Can an oversized wp_options table cause memory exhaustion?
Yes, and it is one of the most missed causes. WordPress loads every option row where autoload is set to yes on every request. If a plugin dumped a 20MB serialized array into an autoloaded option, every single admin page load starts by pulling that into memory. Run a SELECT on wp_options ordered by LENGTH(option_value) DESC LIMIT 20 and any row over a few hundred kilobytes is suspect.
Will disabling all plugins fix the error?

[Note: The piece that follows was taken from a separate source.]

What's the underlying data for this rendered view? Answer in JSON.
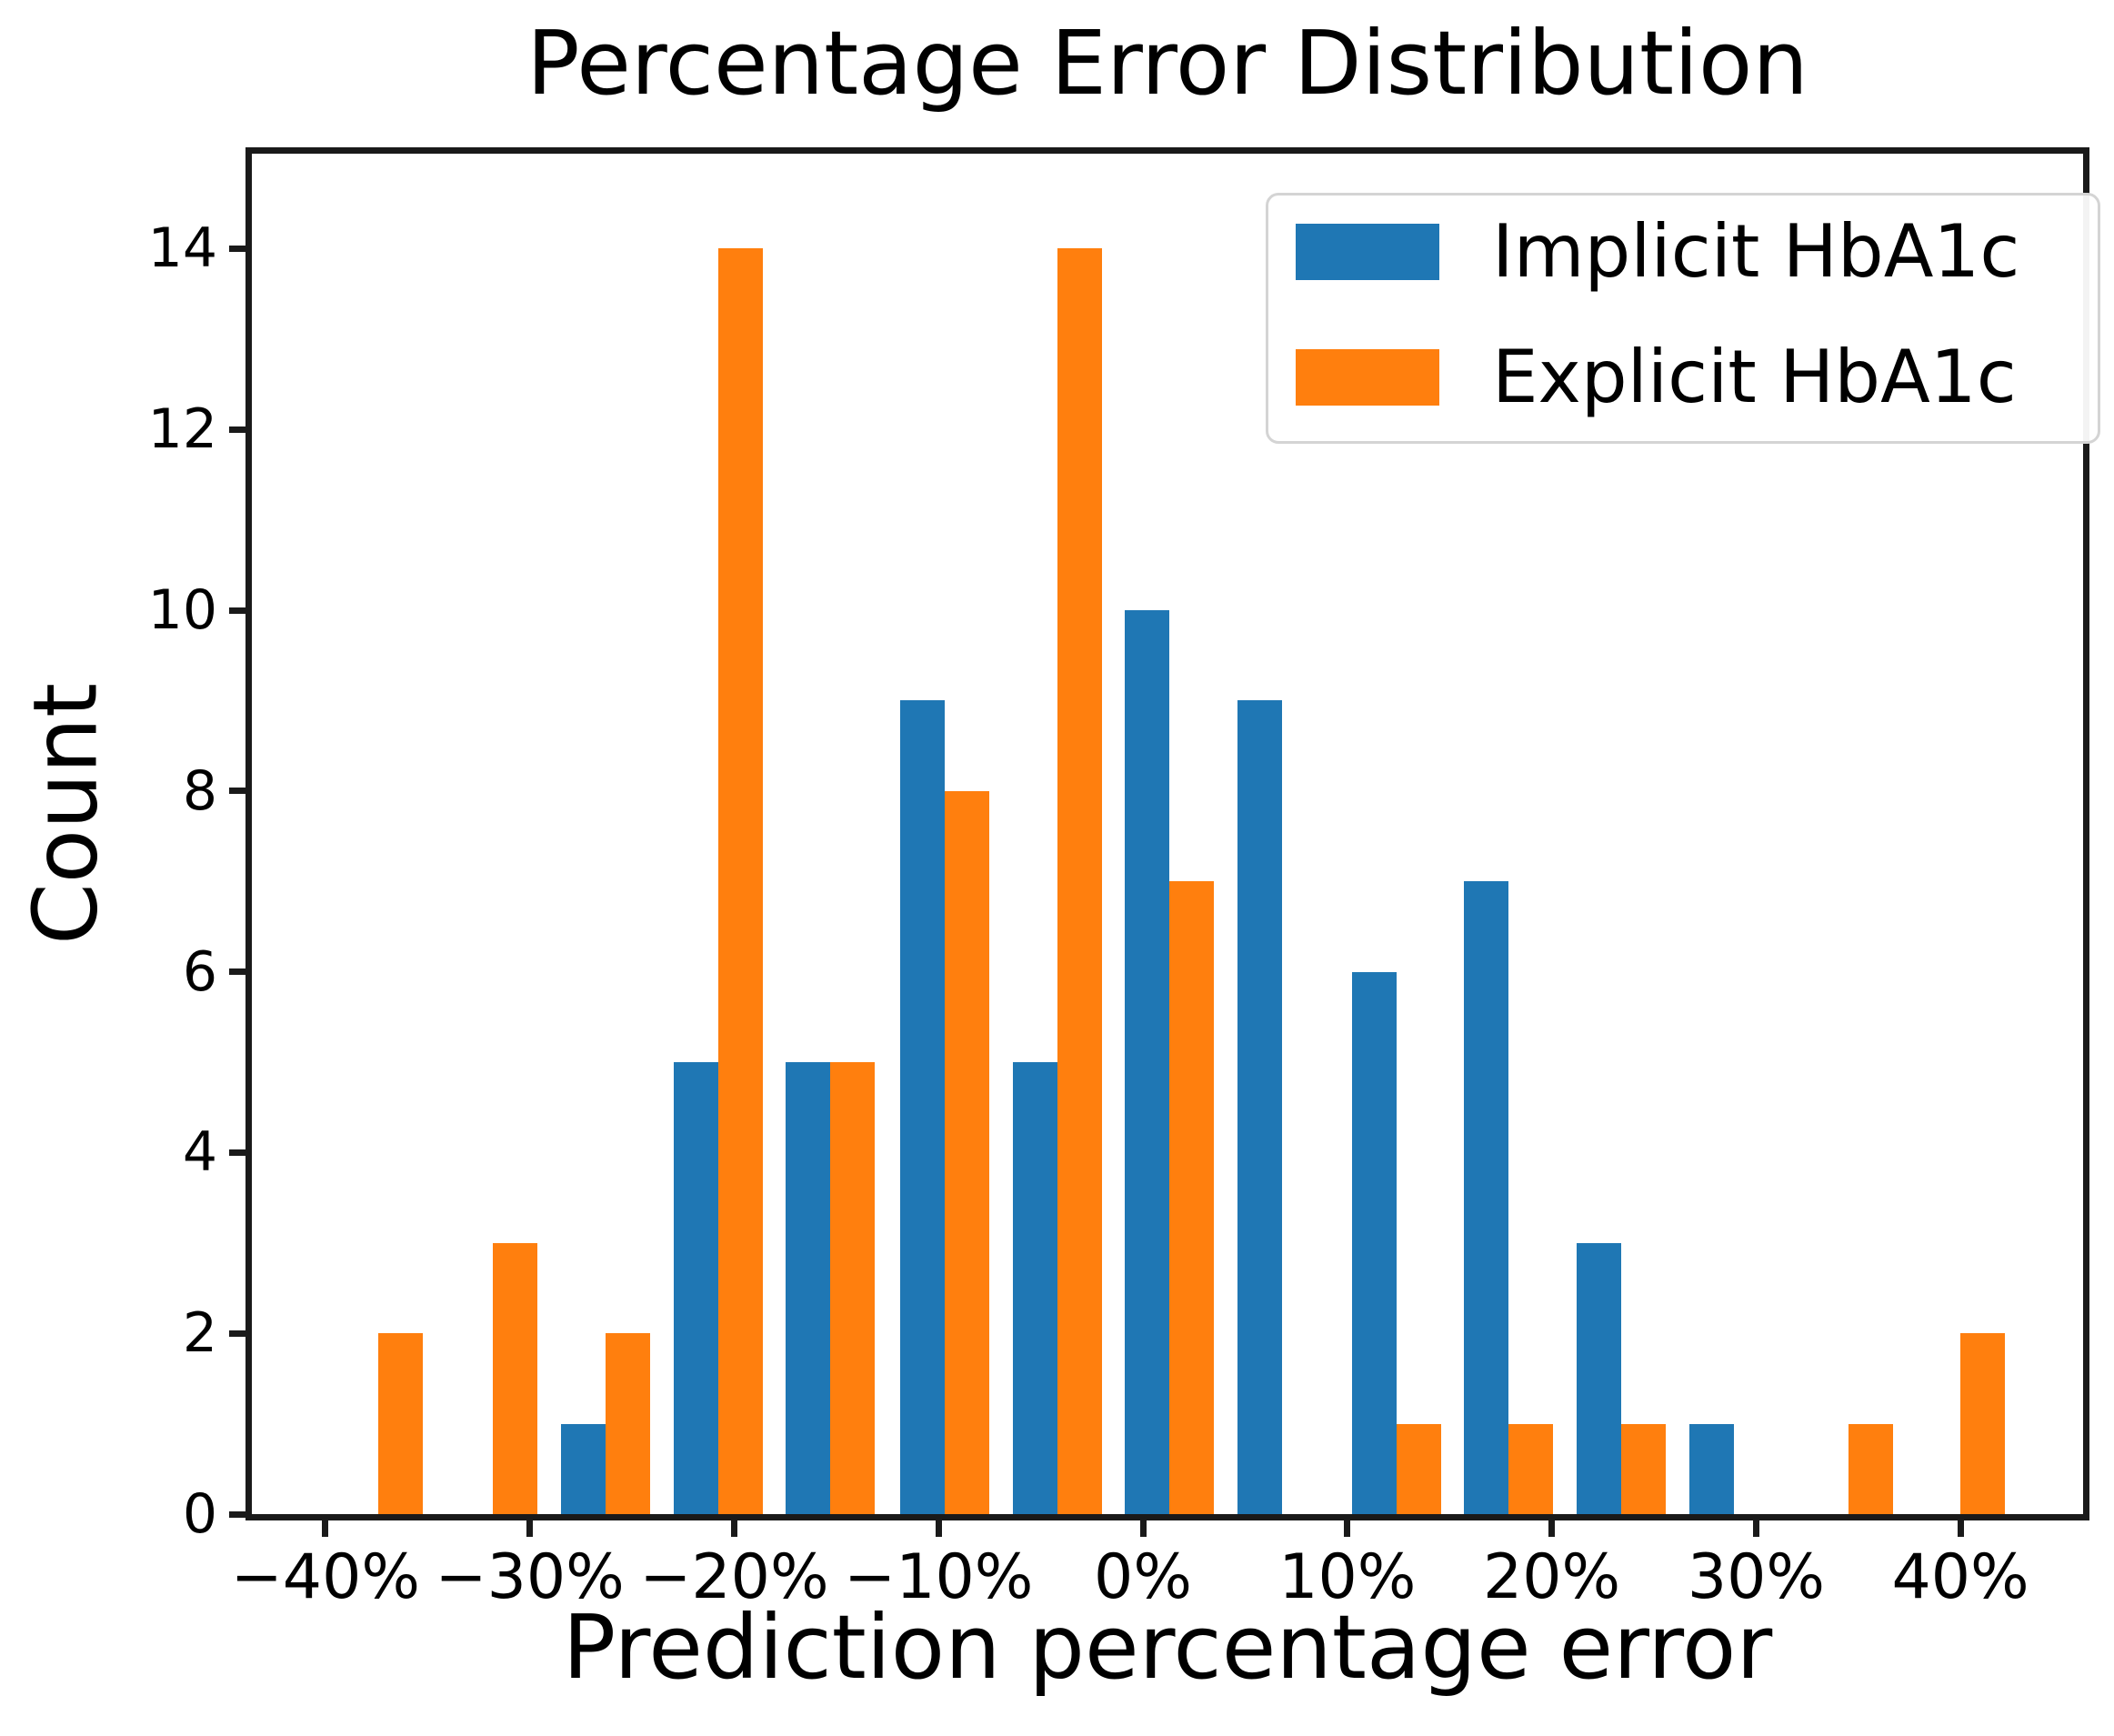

It confirms whether a plugin is the cause. If the memory error stops after deactivating everything, reactivate one by one until it comes back. If the error keeps appearing even with every plugin off and a default theme, the problem is either the host's PHP cap (raise it) or a corrupted core file (reinstall WordPress core cleanly from Dashboard > Updates > Reinstall Now).
Do I need to contact my host to raise the memory limit?
On some hosts, yes. SiteGround, Kinsta, WP Engine and Pressable set memory at the account or plan level and control panel changes are ignored. On cPanel hosts (Bluehost, Hostinger, Namecheap, A2, GreenGeeks) you can raise it yourself through the MultiPHP INI Editor. If you cannot find a memory_limit setting anywhere in your control panel, open a support ticket, they can lift it in under a minute.